2005年11月28日

●ニートは戦争へ行く!?

幸福な世の中なので、働かなくても生きていける。
繰り返しこのサイトで述べているが、ニートがニートのままでいられる社会は経済的に幸福だと言える。

[希望格差社会―「負け組」の絶望感が日本を引き裂く]の中で、希望を失った若者が自暴自棄に陥り、結果、それが社会全体の治安を悪くするという趣旨の文章があったように思う。

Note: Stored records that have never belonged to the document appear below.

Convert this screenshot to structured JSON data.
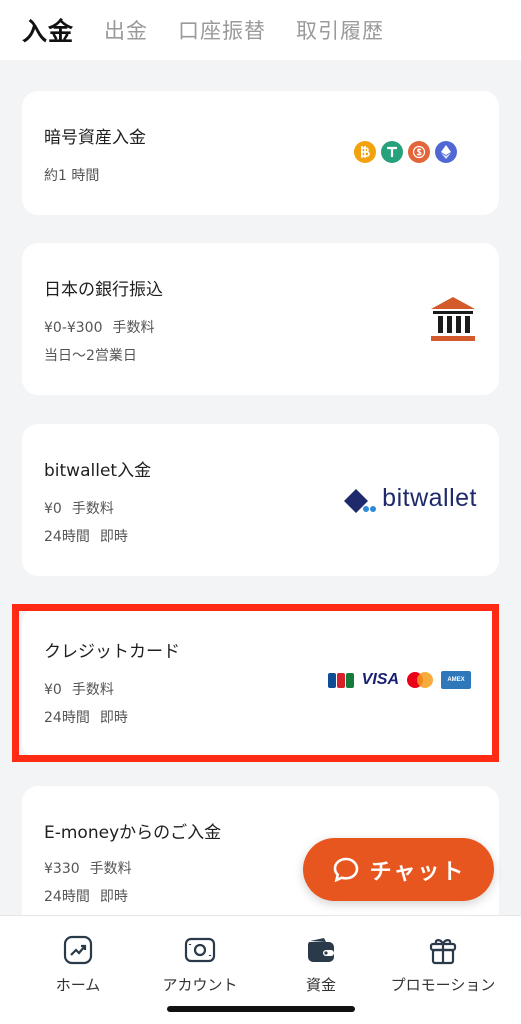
{
  "tabs": [
    {
      "label": "入金",
      "active": true
    },
    {
      "label": "出金",
      "active": false
    },
    {
      "label": "口座振替",
      "active": false
    },
    {
      "label": "取引履歴",
      "active": false
    }
  ],
  "methods": [
    {
      "title": "暗号資産入金",
      "lines": [
        [
          "約1 時間"
        ]
      ],
      "icon": "crypto-coins-icon"
    },
    {
      "title": "日本の銀行振込",
      "lines": [
        [
          "¥0-¥300",
          "手数料"
        ],
        [
          "当日～2営業日"
        ]
      ],
      "icon": "bank-icon"
    },
    {
      "title": "bitwallet入金",
      "lines": [
        [
          "¥0",
          "手数料"
        ],
        [
          "24時間",
          "即時"
        ]
      ],
      "icon": "bitwallet-logo",
      "logo_text": "bitwallet"
    },
    {
      "title": "クレジットカード",
      "lines": [
        [
          "¥0",
          "手数料"
        ],
        [
          "24時間",
          "即時"
        ]
      ],
      "icon": "credit-cards-icon",
      "card_brands": [
        "JCB",
        "VISA",
        "Mastercard",
        "AMEX"
      ],
      "visa_text": "VISA",
      "amex_text": "AMEX"
    },
    {
      "title": "E-moneyからのご入金",
      "lines": [
        [
          "¥330",
          "手数料"
        ],
        [
          "24時間",
          "即時"
        ]
      ]
    }
  ],
  "chat_button": {
    "label": "チャット"
  },
  "bottom_nav": [
    {
      "label": "ホーム",
      "icon": "home-chart-icon"
    },
    {
      "label": "アカウント",
      "icon": "account-cash-icon"
    },
    {
      "label": "資金",
      "icon": "wallet-icon",
      "active": true
    },
    {
      "label": "プロモーション",
      "icon": "gift-icon"
    }
  ],
  "colors": {
    "accent": "#e8561f",
    "highlight_border": "#ff2a14",
    "bitwallet_blue": "#1e2a6b"
  }
}
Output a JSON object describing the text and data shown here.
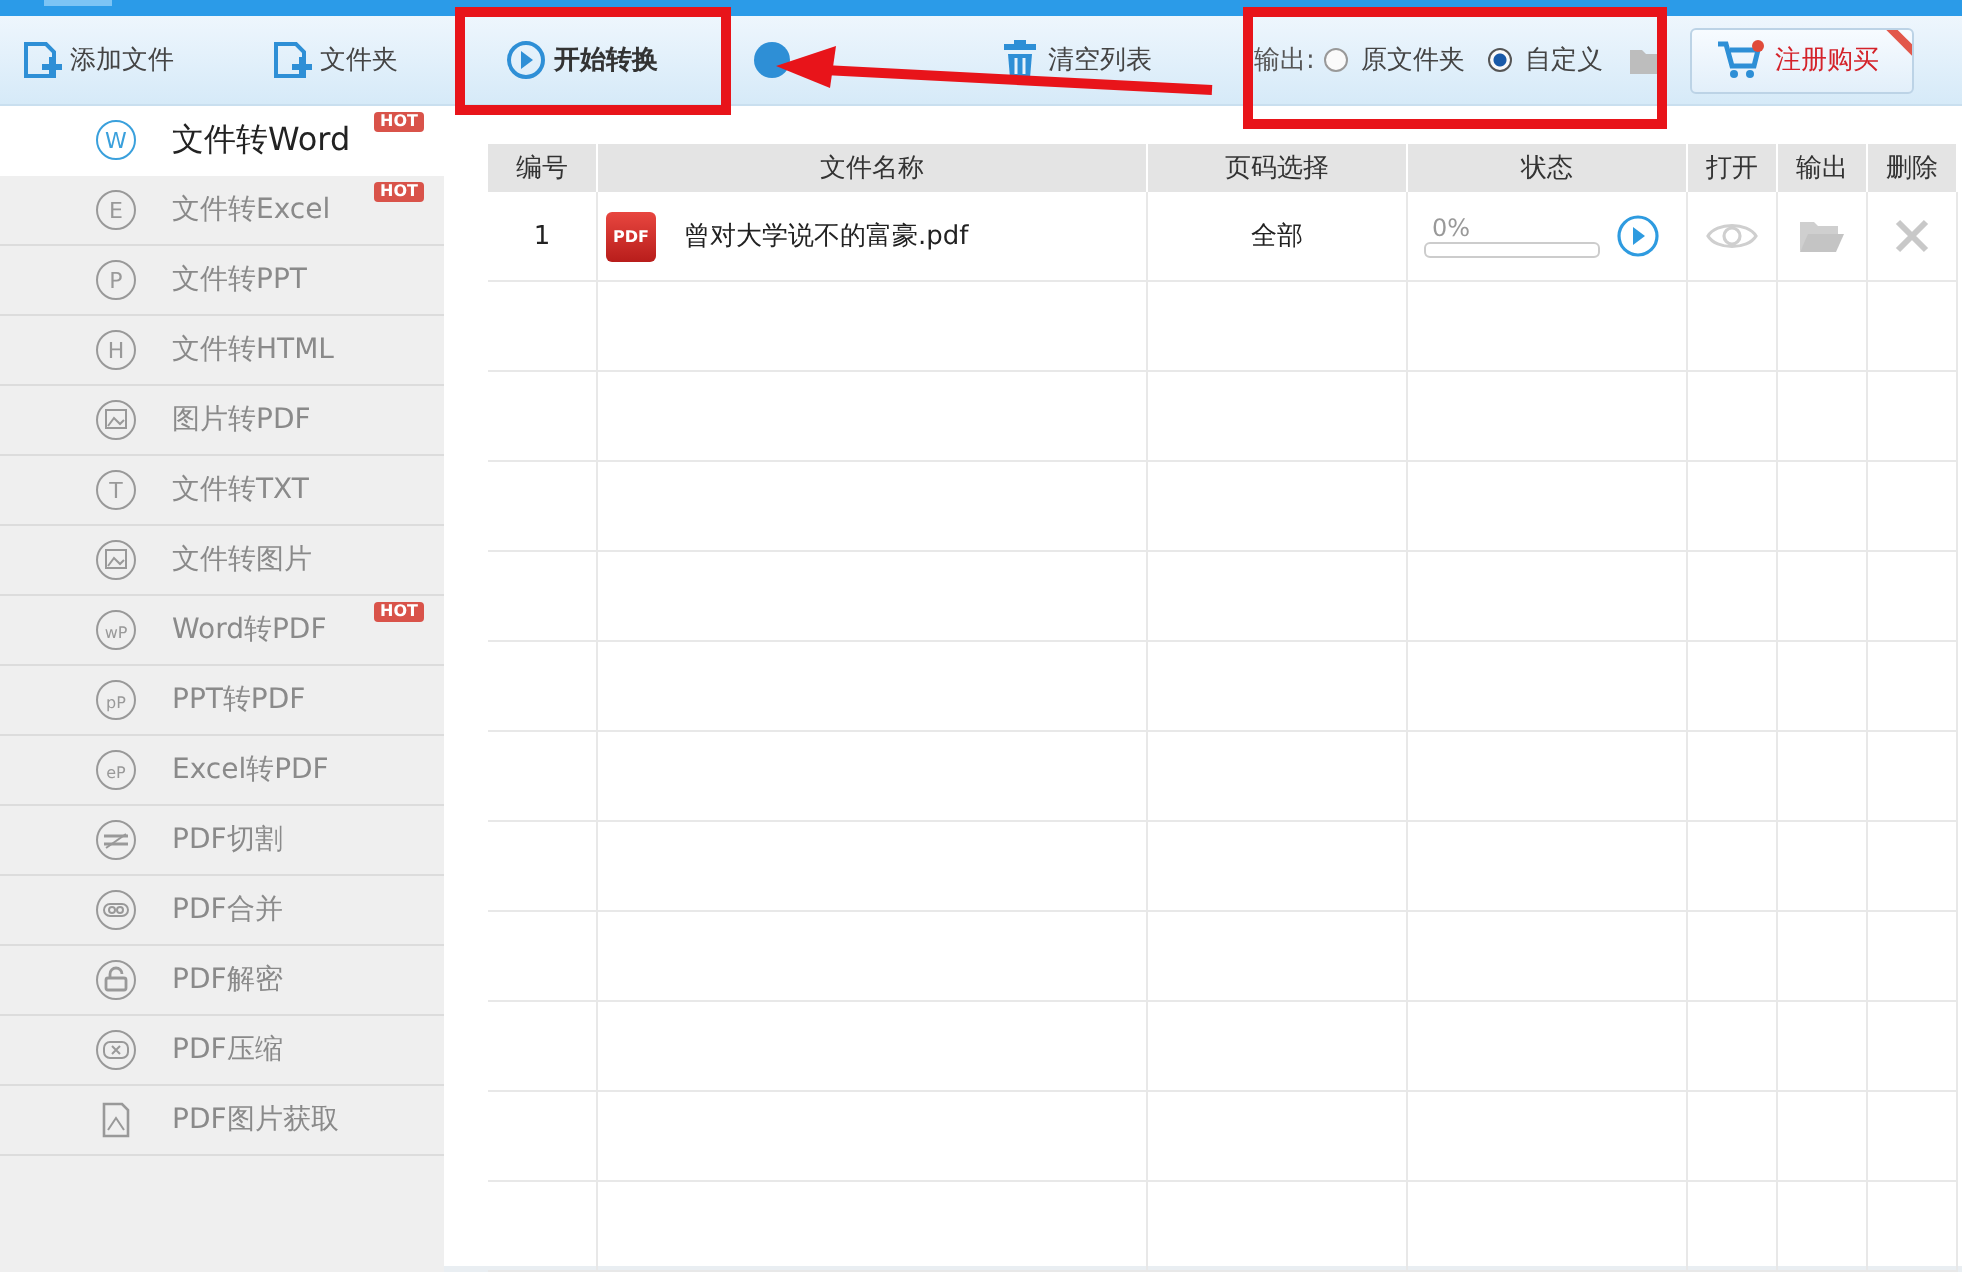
{
  "toolbar": {
    "buttons": [
      {
        "kind": "add-file",
        "label": "添加文件"
      },
      {
        "kind": "add-folder",
        "label": "文件夹"
      },
      {
        "kind": "start",
        "label": "开始转换"
      },
      {
        "kind": "stop"
      },
      {
        "kind": "clear",
        "label": "清空列表"
      }
    ],
    "output": {
      "label": "输出:",
      "options": [
        {
          "label": "原文件夹",
          "selected": false
        },
        {
          "label": "自定义",
          "selected": true
        }
      ]
    },
    "buy_button": {
      "label": "注册购买"
    }
  },
  "sidebar": {
    "items": [
      {
        "label": "文件转Word",
        "kind": "letter",
        "icon_text": "W",
        "badge": "HOT",
        "selected": true
      },
      {
        "label": "文件转Excel",
        "kind": "letter",
        "icon_text": "E",
        "badge": "HOT",
        "selected": false
      },
      {
        "label": "文件转PPT",
        "kind": "letter",
        "icon_text": "P",
        "selected": false
      },
      {
        "label": "文件转HTML",
        "kind": "letter",
        "icon_text": "H",
        "selected": false
      },
      {
        "label": "图片转PDF",
        "kind": "image",
        "selected": false
      },
      {
        "label": "文件转TXT",
        "kind": "letter",
        "icon_text": "T",
        "selected": false
      },
      {
        "label": "文件转图片",
        "kind": "image",
        "selected": false
      },
      {
        "label": "Word转PDF",
        "kind": "letter",
        "icon_text": "wP",
        "badge": "HOT",
        "selected": false
      },
      {
        "label": "PPT转PDF",
        "kind": "letter",
        "icon_text": "pP",
        "selected": false
      },
      {
        "label": "Excel转PDF",
        "kind": "letter",
        "icon_text": "eP",
        "selected": false
      },
      {
        "label": "PDF切割",
        "kind": "cut",
        "selected": false
      },
      {
        "label": "PDF合并",
        "kind": "merge",
        "selected": false
      },
      {
        "label": "PDF解密",
        "kind": "lock",
        "selected": false
      },
      {
        "label": "PDF压缩",
        "kind": "compress",
        "selected": false
      },
      {
        "label": "PDF图片获取",
        "kind": "file",
        "selected": false
      }
    ]
  },
  "table": {
    "columns": [
      "编号",
      "文件名称",
      "页码选择",
      "状态",
      "打开",
      "输出",
      "删除"
    ],
    "rows": [
      {
        "number": "1",
        "file_icon": "PDF",
        "file_name": "曾对大学说不的富豪.pdf",
        "pages": "全部",
        "status": {
          "reading": "0%",
          "level": 0
        }
      }
    ]
  },
  "annotations": [
    {
      "kind": "box"
    },
    {
      "kind": "box"
    },
    {
      "kind": "arrow"
    }
  ]
}
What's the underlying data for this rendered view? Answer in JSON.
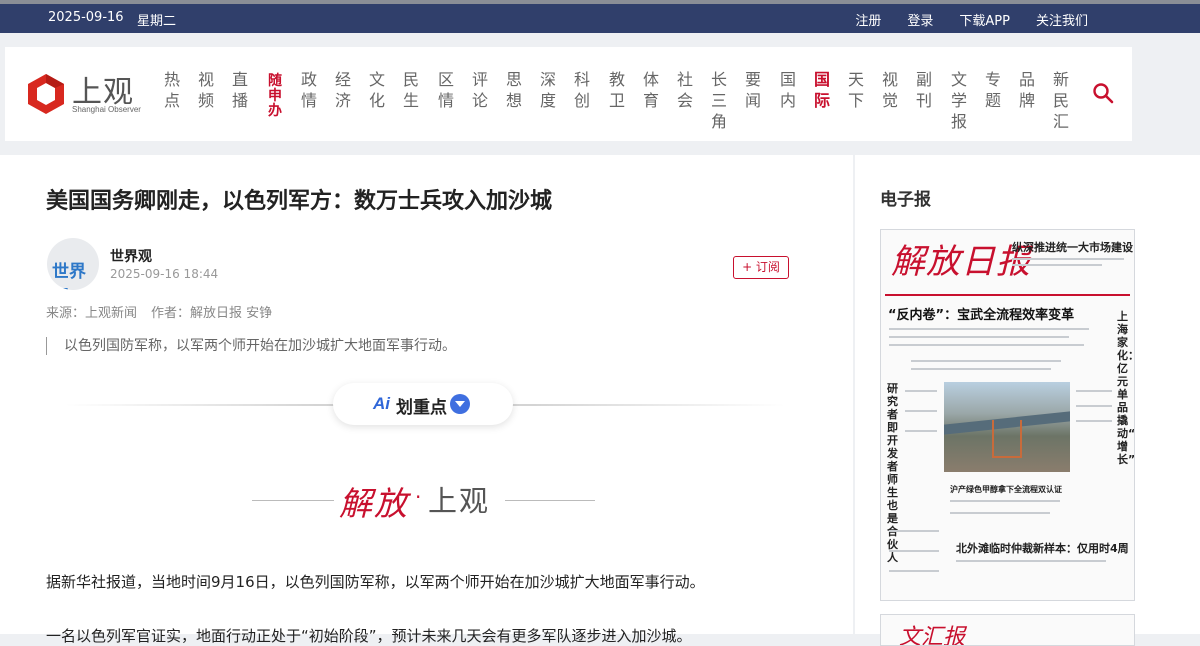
{
  "topbar": {
    "date": "2025-09-16",
    "weekday": "星期二",
    "links": [
      "注册",
      "登录",
      "下载APP",
      "关注我们"
    ]
  },
  "logo": {
    "cn": "上观",
    "en": "Shanghai Observer"
  },
  "nav": [
    {
      "label": "热点"
    },
    {
      "label": "视频"
    },
    {
      "label": "直播"
    },
    {
      "label": "随申办",
      "special": true
    },
    {
      "label": "政情"
    },
    {
      "label": "经济"
    },
    {
      "label": "文化"
    },
    {
      "label": "民生"
    },
    {
      "label": "区情"
    },
    {
      "label": "评论"
    },
    {
      "label": "思想"
    },
    {
      "label": "深度"
    },
    {
      "label": "科创"
    },
    {
      "label": "教卫"
    },
    {
      "label": "体育"
    },
    {
      "label": "社会"
    },
    {
      "label": "长三角"
    },
    {
      "label": "要闻"
    },
    {
      "label": "国内"
    },
    {
      "label": "国际",
      "active": true
    },
    {
      "label": "天下"
    },
    {
      "label": "视觉"
    },
    {
      "label": "副刊"
    },
    {
      "label": "文学报"
    },
    {
      "label": "专题"
    },
    {
      "label": "品牌"
    },
    {
      "label": "新民汇"
    }
  ],
  "search": {
    "icon": "search-icon"
  },
  "article": {
    "title": "美国国务卿刚走，以色列军方：数万士兵攻入加沙城",
    "author": {
      "name": "世界观",
      "avatar_text": "世界观",
      "date": "2025-09-16 18:44"
    },
    "subscribe_label": "+ 订阅",
    "source_label": "来源：上观新闻",
    "writer_label": "作者：解放日报 安铮",
    "summary": "以色列国防军称，以军两个师开始在加沙城扩大地面军事行动。",
    "ai_button": {
      "logo": "Ai",
      "label": "划重点"
    },
    "brand": {
      "left": "解放",
      "dot": "·",
      "right": "上观"
    },
    "paragraphs": [
      "据新华社报道，当地时间9月16日，以色列国防军称，以军两个师开始在加沙城扩大地面军事行动。",
      "一名以色列军官证实，地面行动正处于“初始阶段”，预计未来几天会有更多军队逐步进入加沙城。"
    ]
  },
  "sidebar": {
    "title": "电子报",
    "epaper": {
      "masthead": "解放日报",
      "headline1": "纵深推进统一大市场建设",
      "headline2": "“反内卷”：宝武全流程效率变革",
      "side_headline": "上海家化：亿元单品撬动“新增长”",
      "left_headline": "研究者即开发者 师生也是合伙人",
      "photo_caption": "沪产绿色甲醇拿下全流程双认证",
      "headline4": "北外滩临时仲裁新样本：仅用时4周"
    },
    "epaper2_masthead": "文汇报"
  },
  "colors": {
    "accent": "#c8102e",
    "topbar": "#303f6b",
    "ai_blue": "#3f6fe0"
  }
}
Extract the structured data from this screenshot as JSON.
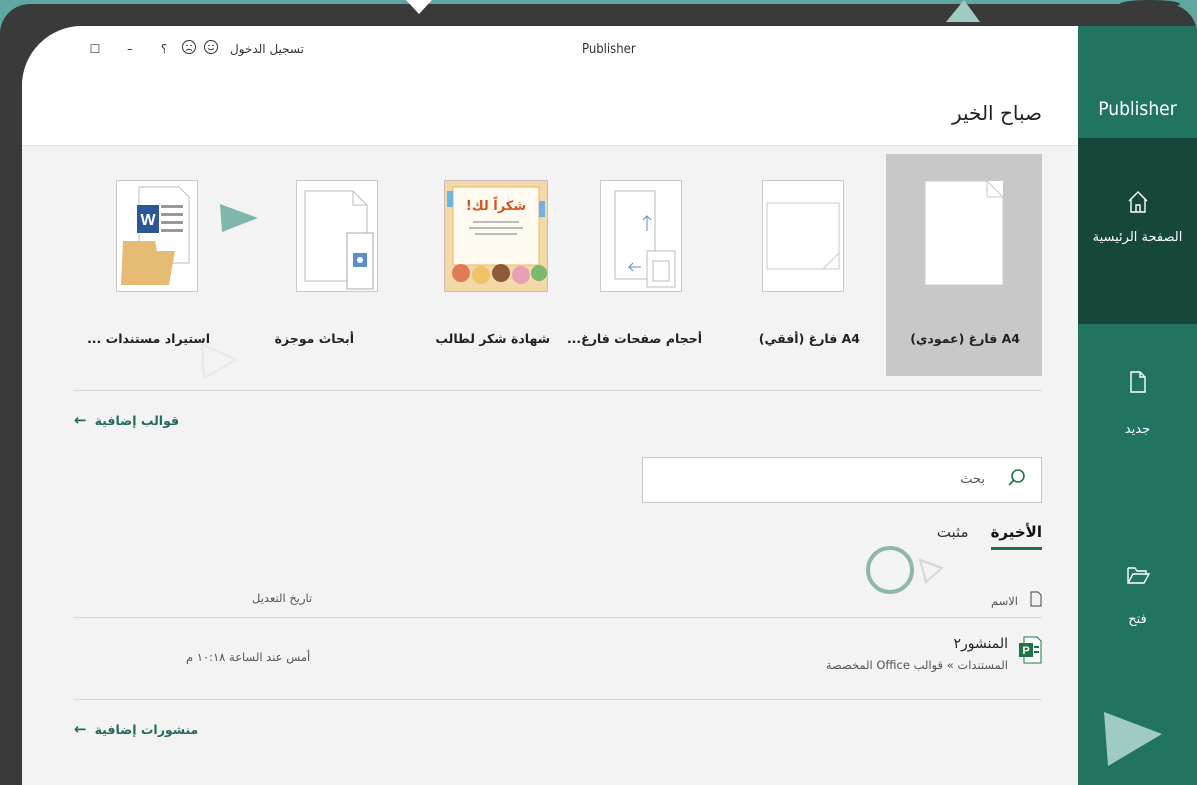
{
  "window": {
    "title": "Publisher",
    "sign_in": "تسجيل الدخول",
    "help": "؟",
    "minimize": "–",
    "restore": "☐"
  },
  "greeting": "صباح الخير",
  "templates": [
    {
      "label": "A4 فارغ (عمودي)",
      "selected": true
    },
    {
      "label": "A4 فارغ (أفقي)",
      "selected": false
    },
    {
      "label": "أحجام صفحات فارغ...",
      "selected": false
    },
    {
      "label": "شهادة شكر لطالب",
      "selected": false
    },
    {
      "label": "أبحاث موجزة",
      "selected": false
    },
    {
      "label": "استيراد مستندات ...",
      "selected": false
    }
  ],
  "certificate_text": "شكراً لك!",
  "more_templates": "قوالب إضافية",
  "search": {
    "placeholder": "بحث"
  },
  "tabs": {
    "recent": "الأخيرة",
    "pinned": "مثبت"
  },
  "columns": {
    "name": "الاسم",
    "modified": "تاريخ التعديل"
  },
  "recent_files": [
    {
      "name": "المنشور٢",
      "path": "المستندات » قوالب Office المخصصة",
      "modified": "أمس عند الساعة ١٠:١٨ م"
    }
  ],
  "more_publications": "منشورات إضافية",
  "sidebar": {
    "app_name": "Publisher",
    "items": [
      {
        "label": "الصفحة الرئيسية",
        "icon": "home-icon",
        "active": true
      },
      {
        "label": "جديد",
        "icon": "new-document-icon",
        "active": false
      },
      {
        "label": "فتح",
        "icon": "open-folder-icon",
        "active": false
      }
    ]
  },
  "colors": {
    "accent": "#217346",
    "sidebar": "#217560",
    "sidebar_active": "#15473b",
    "background": "#5fa8a2"
  }
}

出所が明らかでないのだが、「ニートを戦争に行かせればいい」という冗談とも本気ともつかないようなブログを読んだ。
もしかすると、ニートにとって戦争は必要なのかもしれない、と少しだけ思う。

ここは誤解して欲しくないのだが、戦争という行為そのものを全面肯定するつもりもない。
けれど、高度成長が終わり、バブルも弾け、社会が共通の希望を持てない現代において、「戦争」という国家的な強引な物語にニートに象徴される(自分を含めた)現代の若者を放り込むことに、もしかすると何らかの意味はあるのかもしれないと思うのだ。

フランスで若者の暴動を見ていると、雇用に対する不安というより、若者のどうしようもない世の中への鬱憤、自分がどうがんばっても世の中が変わらないことへの怒りがその表層にある気がしてならない。

残念ながら、人間は敵を必要としている。

「戦争」は社会維持のための、浄化装置なのかもしれない。
そんなことのない社会が一番の幸福であることはもちろんのことだが。